Tuesday, 28 May 2019
burg stolpen or under the rainbow
H and I decided we would let our vacation be at the mercy of the weather and it started raining without pause from midnight Monday onward, so after decamping, soggy, we started on our way back, making a detour to see Burg Stolpen, the town and a thirteenth century castle at the foot of a mountain of the same name and hewn out of basalt columns.
The mineral was first classified and described at this particularly rich quarry by local natural philosopher Georgius Agricola in a 1556 treatise.
The pictures are of the residence and prison of lady-in-waiting and mistress of Augustus II the Strong (der Starke) Anna Constantian von Brockdorff—eventually styled Countess of Cosel (Reichsgräfin von Cosel, *1680 - †1765)—who eventually earned the displeasure of her lover, imperial elector and king of Poland by her advocacy for the rights of Polish subjects.
Anna was banished from court and placed under house arrest in the tower for just under fifty years.
Adaptations of her biography in the 1980s rehabilitated her image and revived interest in the life and times of this defiant and inconvenient woman.

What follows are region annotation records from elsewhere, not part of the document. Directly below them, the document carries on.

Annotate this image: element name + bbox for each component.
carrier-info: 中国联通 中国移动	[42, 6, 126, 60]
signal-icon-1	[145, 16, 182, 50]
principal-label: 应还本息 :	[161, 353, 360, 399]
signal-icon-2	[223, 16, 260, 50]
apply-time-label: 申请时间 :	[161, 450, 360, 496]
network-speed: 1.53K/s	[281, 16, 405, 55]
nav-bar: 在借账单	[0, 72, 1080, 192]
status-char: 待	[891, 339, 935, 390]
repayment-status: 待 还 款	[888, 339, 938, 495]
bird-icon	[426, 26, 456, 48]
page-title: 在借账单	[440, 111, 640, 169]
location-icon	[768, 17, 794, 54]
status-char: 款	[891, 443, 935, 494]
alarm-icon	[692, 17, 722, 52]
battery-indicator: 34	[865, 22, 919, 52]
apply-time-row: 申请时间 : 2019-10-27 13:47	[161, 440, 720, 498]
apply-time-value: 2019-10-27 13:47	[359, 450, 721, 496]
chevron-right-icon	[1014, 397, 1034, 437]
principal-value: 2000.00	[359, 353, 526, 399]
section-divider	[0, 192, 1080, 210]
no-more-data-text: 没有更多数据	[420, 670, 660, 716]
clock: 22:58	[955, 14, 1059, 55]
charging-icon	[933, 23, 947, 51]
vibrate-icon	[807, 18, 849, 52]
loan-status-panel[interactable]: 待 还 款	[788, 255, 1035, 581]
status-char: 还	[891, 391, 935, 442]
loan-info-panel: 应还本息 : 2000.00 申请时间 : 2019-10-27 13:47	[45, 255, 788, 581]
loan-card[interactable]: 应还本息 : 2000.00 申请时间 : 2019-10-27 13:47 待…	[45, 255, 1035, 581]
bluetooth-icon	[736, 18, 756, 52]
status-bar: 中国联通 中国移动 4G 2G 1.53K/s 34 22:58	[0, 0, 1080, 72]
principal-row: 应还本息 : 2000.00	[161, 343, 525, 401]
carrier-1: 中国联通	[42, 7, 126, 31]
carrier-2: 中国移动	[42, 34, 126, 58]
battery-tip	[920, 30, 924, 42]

We couldn’t find any historic marker in the town but Stolpen was also the birthplace, we learned, of an arguably more famous—at least in contemporary terms in the West—quartet of siblings: the Doll family.
Born with the surname Schneider at the turn of the century up to the outbreak of World War I and first adopting and performing under the name Earle—after their manager and agent that brought them to America, Gracie, Harry, Daisy and Tiny were a formidable force as a sideshow and then as a screen act—always working together and insisting that they all have roles.
Terrors of Tiny Town and Tod Browning’s Freaks, all four were also Munchkins in the Wizard of Oz, with Harry (*1902 – †1985) performing as a representative of the Lollipop Guild.
Commercial fortunate allowed them to retire comfortably and purchase an estate in Sarasota, Florida—including a compound called the Doll House were all lived together, complete with custom furniture build to their scale. Something strikes me in common about their stories—one a very vocal inmate of the town and others sent away without regard because of their difference. What do you think?